Fix the endianness of DTLS 1.3 ChaCha20 record number encryption

The spec is a little bit unclear, but it passes the counter portion as
bytes:

>  Mask = ChaCha20(sn_key, Ciphertext[0..3], Ciphertext[4..15])

And then RFC 8439 says:

>  A 32-bit block count parameter, treated as a 32-bit little-endian
>  integer.

So I believe this means that, formally, the block count parameter is a
[4]uint8, not a uint32, and then ChaCha20 internally reads it as
little-endian. Our API takes a uint32, so it is the caller's
responsibility to pick little-endian.

This also matches the QUIC construction.

While I'm here, avoid an unnecessary two-byte allocation on every DTLS
1.3 record decryption.
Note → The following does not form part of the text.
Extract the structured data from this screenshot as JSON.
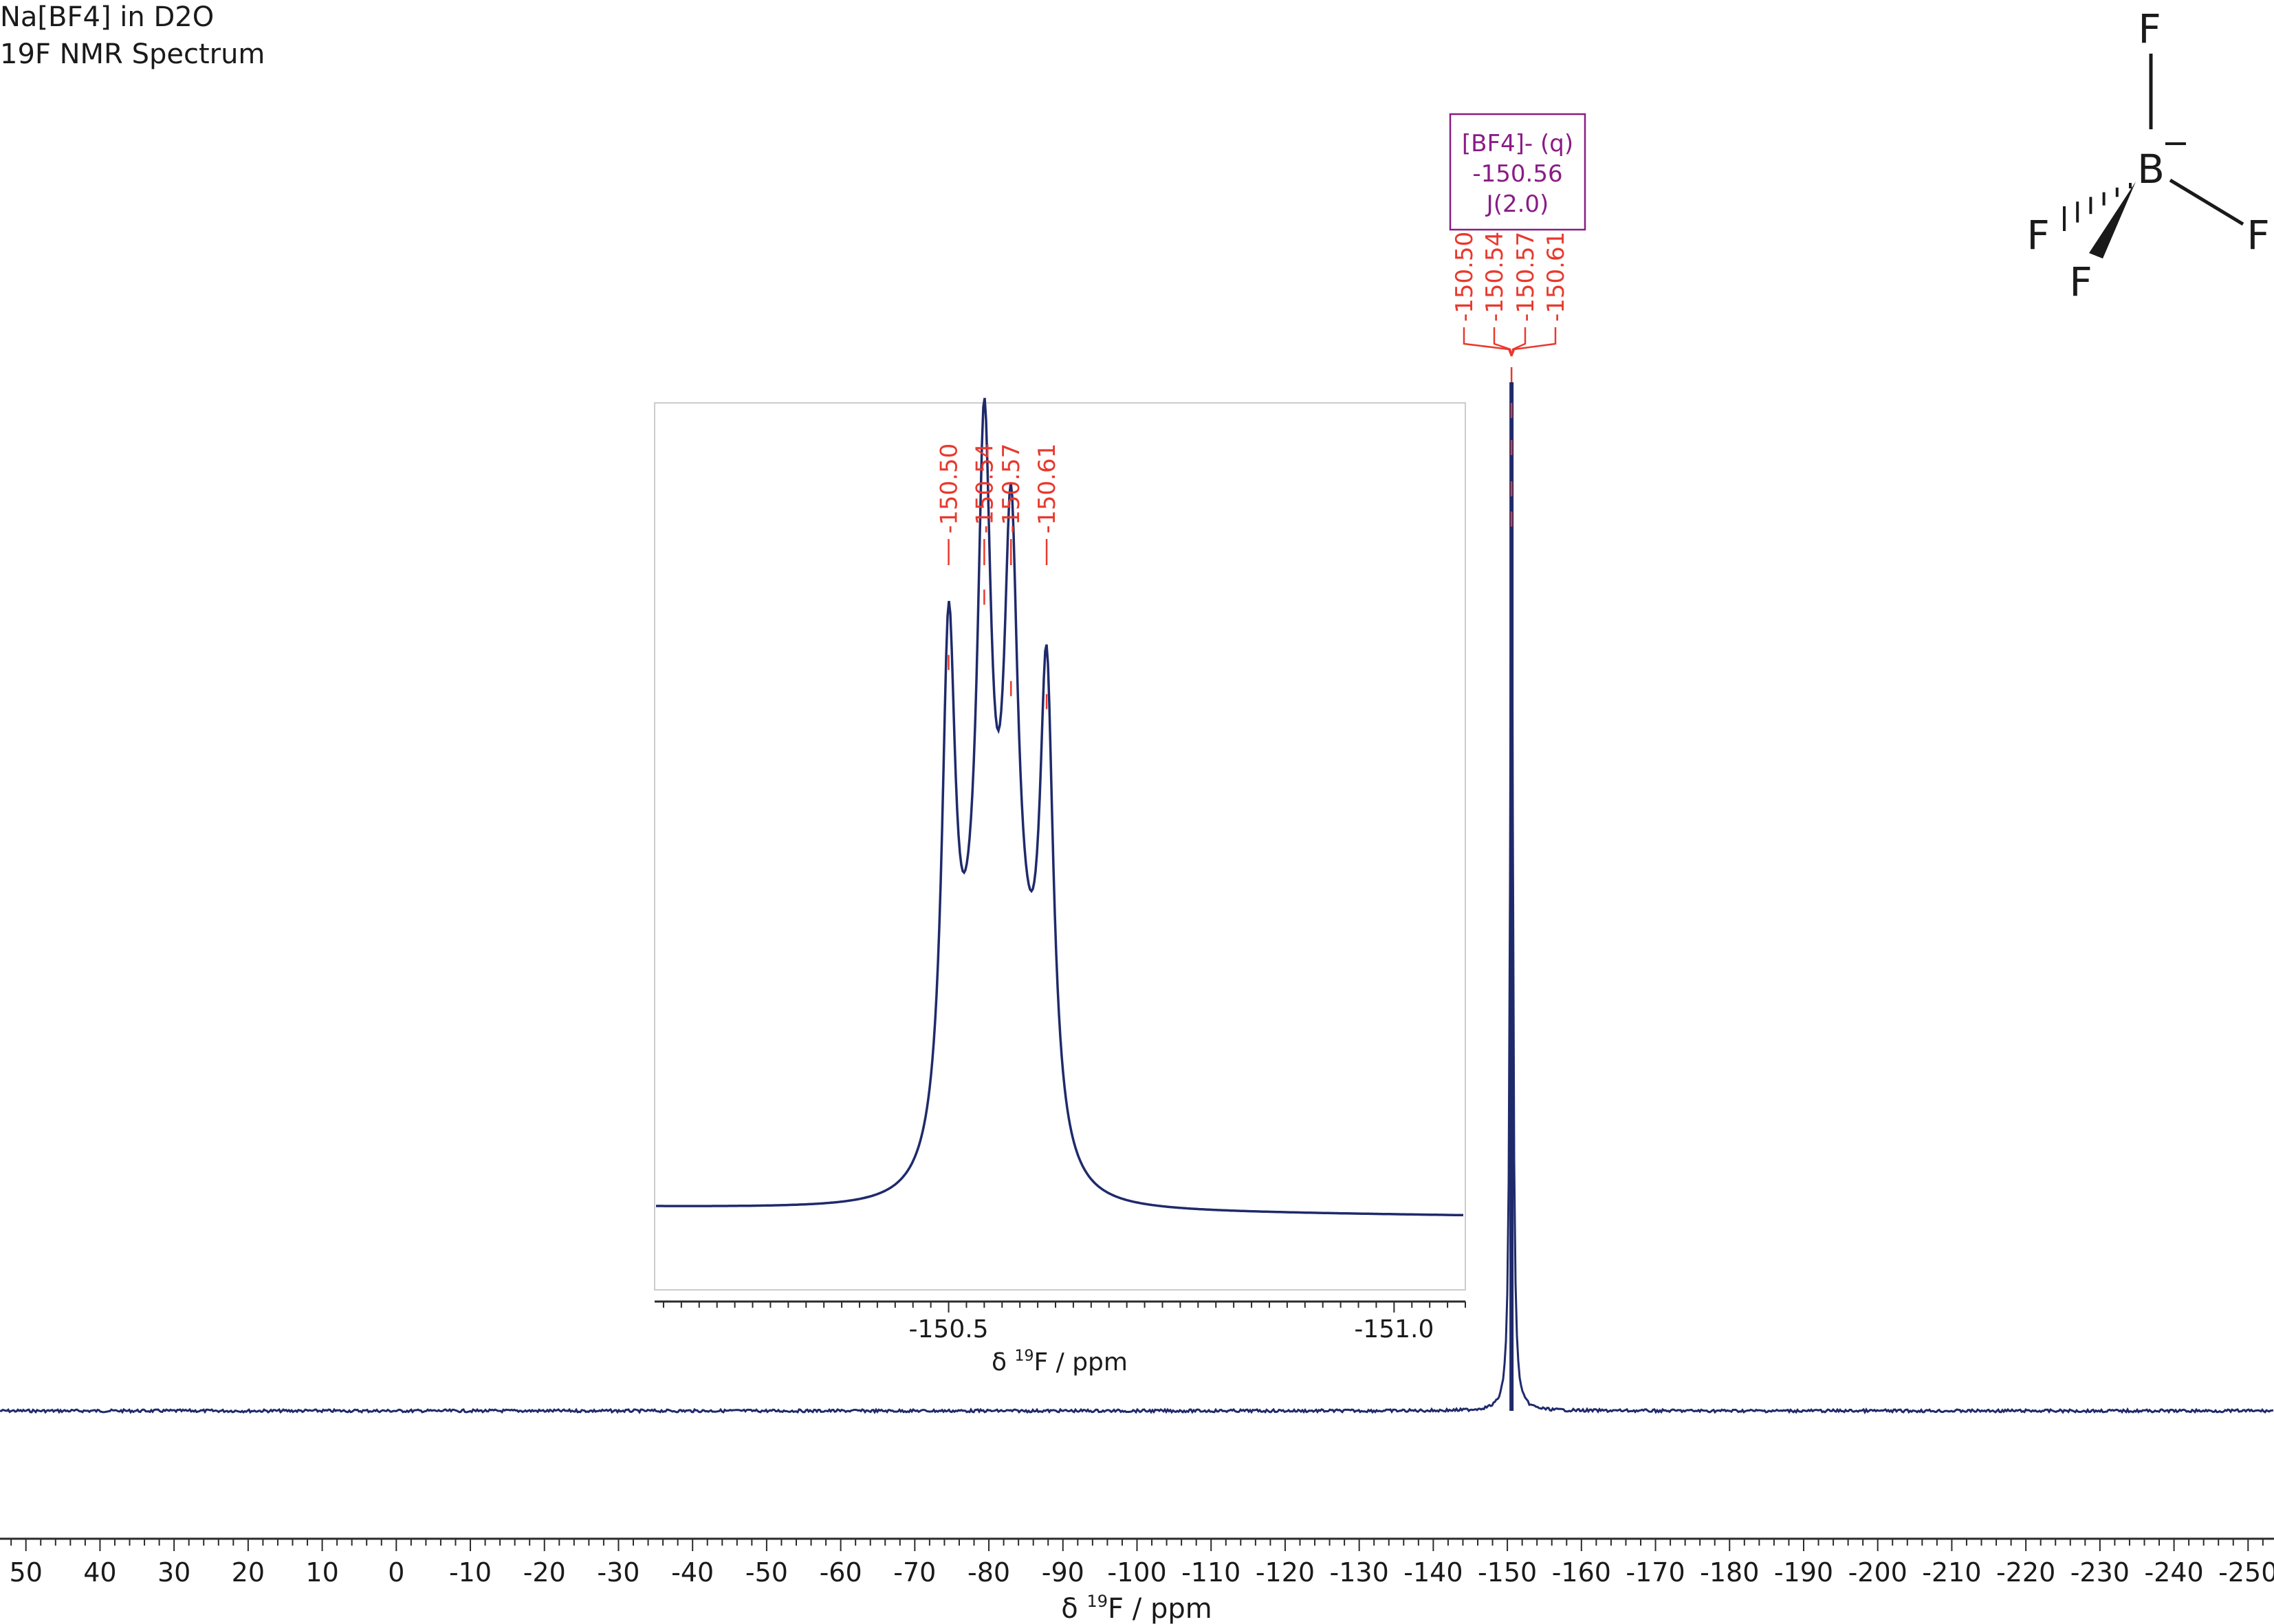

Functions like these generally can generally work
in-place.

Bug: 42290594
Change-Id: I879944ca533d37a1599d2170a00193caecd01f42
Reviewed-on: https://boringssl-review.googlesource.com/c/boringssl/+/71547
Reviewed-by: Bob Beck <bbe@google.com>
Commit-Queue: Bob Beck <bbe@google.com>
Auto-Submit: David Benjamin <davidben@google.com>
diff --git a/ssl/dtls_record.cc b/ssl/dtls_record.cc
index 8ca7b63..ba06acf 100644
--- a/ssl/dtls_record.cc
+++ b/ssl/dtls_record.cc
@@ -528,8 +528,13 @@
     // |0|0|1|0|1|1|E E|
     // +-+-+-+-+-+-+-+-+
     out[0] = 0x2c | (epoch & 0x3);
+    // We always use a two-byte sequence number. A one-byte sequence number
+    // would require coordinating with the application on ACK feedback to know
+    // that the peer is not too far behind.
     out[1] = *seq >> 8;
     out[2] = *seq & 0xff;
+    // TODO(crbug.com/42290594): When we know the record is last in the packet,
+    // omit the length.
     out[3] = ciphertext_len >> 8;
     out[4] = ciphertext_len & 0xff;
     // DTLS 1.3 uses the sequence number without the epoch for the AEAD.
diff --git a/ssl/ssl_aead_ctx.cc b/ssl/ssl_aead_ctx.cc
index 4f532e9..5079ca2 100644
--- a/ssl/ssl_aead_ctx.cc
+++ b/ssl/ssl_aead_ctx.cc
@@ -483,20 +483,17 @@
 
 bool ChaChaRecordNumberEncrypter::GenerateMask(Span<uint8_t> out,
                                                Span<const uint8_t> sample) {
-  Array<uint8_t> zeroes;
-  if (!zeroes.Init(out.size())) {
-    return false;
-  }
-  OPENSSL_memset(zeroes.data(), 0, zeroes.size());
   // RFC 9147 section 4.2.3 uses the first 4 bytes of the sample as the counter
   // and the next 12 bytes as the nonce. If we have less than 4+12=16 bytes in
-  // the sample, then we'll read past the end of the |sample| buffer.
+  // the sample, then we'll read past the end of the |sample| buffer. The
+  // counter is interpreted as little-endian per RFC 8439.
   if (sample.size() < 16) {
     return false;
   }
-  uint32_t counter = CRYPTO_load_u32_be(sample.data());
+  uint32_t counter = CRYPTO_load_u32_le(sample.data());
   Span<const uint8_t> nonce = sample.subspan(4);
-  CRYPTO_chacha_20(out.data(), zeroes.data(), zeroes.size(), key_, nonce.data(),
+  OPENSSL_memset(out.data(), 0, out.size());
+  CRYPTO_chacha_20(out.data(), out.data(), out.size(), key_, nonce.data(),
                    counter);
   return true;
 }
diff --git a/ssl/test/runner/conn.go b/ssl/test/runner/conn.go
index 38b1354..9229302 100644
--- a/ssl/test/runner/conn.go
+++ b/ssl/test/runner/conn.go
@@ -776,20 +776,18 @@
 }
 
 func (c *chachaRecordNumberEncrypter) generateMask(sample []byte) []byte {
-	var counter uint32
-	nonce := make([]byte, 12)
+	var counter, nonce []byte
 	sampleReader := cryptobyte.String(sample)
-	if !sampleReader.ReadUint32(&counter) || !sampleReader.CopyBytes(nonce) {
+	if !sampleReader.ReadBytes(&counter, 4) || !sampleReader.ReadBytes(&nonce, 12) {
 		panic("chachaRecordNumberEncrypter.GenerateMask called with wrong size sample")
 	}
 	cipher, err := chacha20.NewUnauthenticatedCipher(c.key, nonce)
 	if err != nil {
 		panic("Failed to create chacha20 cipher for record number encryption")
 	}
-	cipher.SetCounter(counter)
-	zeroes := make([]byte, 2)
+	cipher.SetCounter(binary.LittleEndian.Uint32(counter))
 	out := make([]byte, 2)
-	cipher.XORKeyStream(out, zeroes)
+	cipher.XORKeyStream(out, out)
 	return out
 }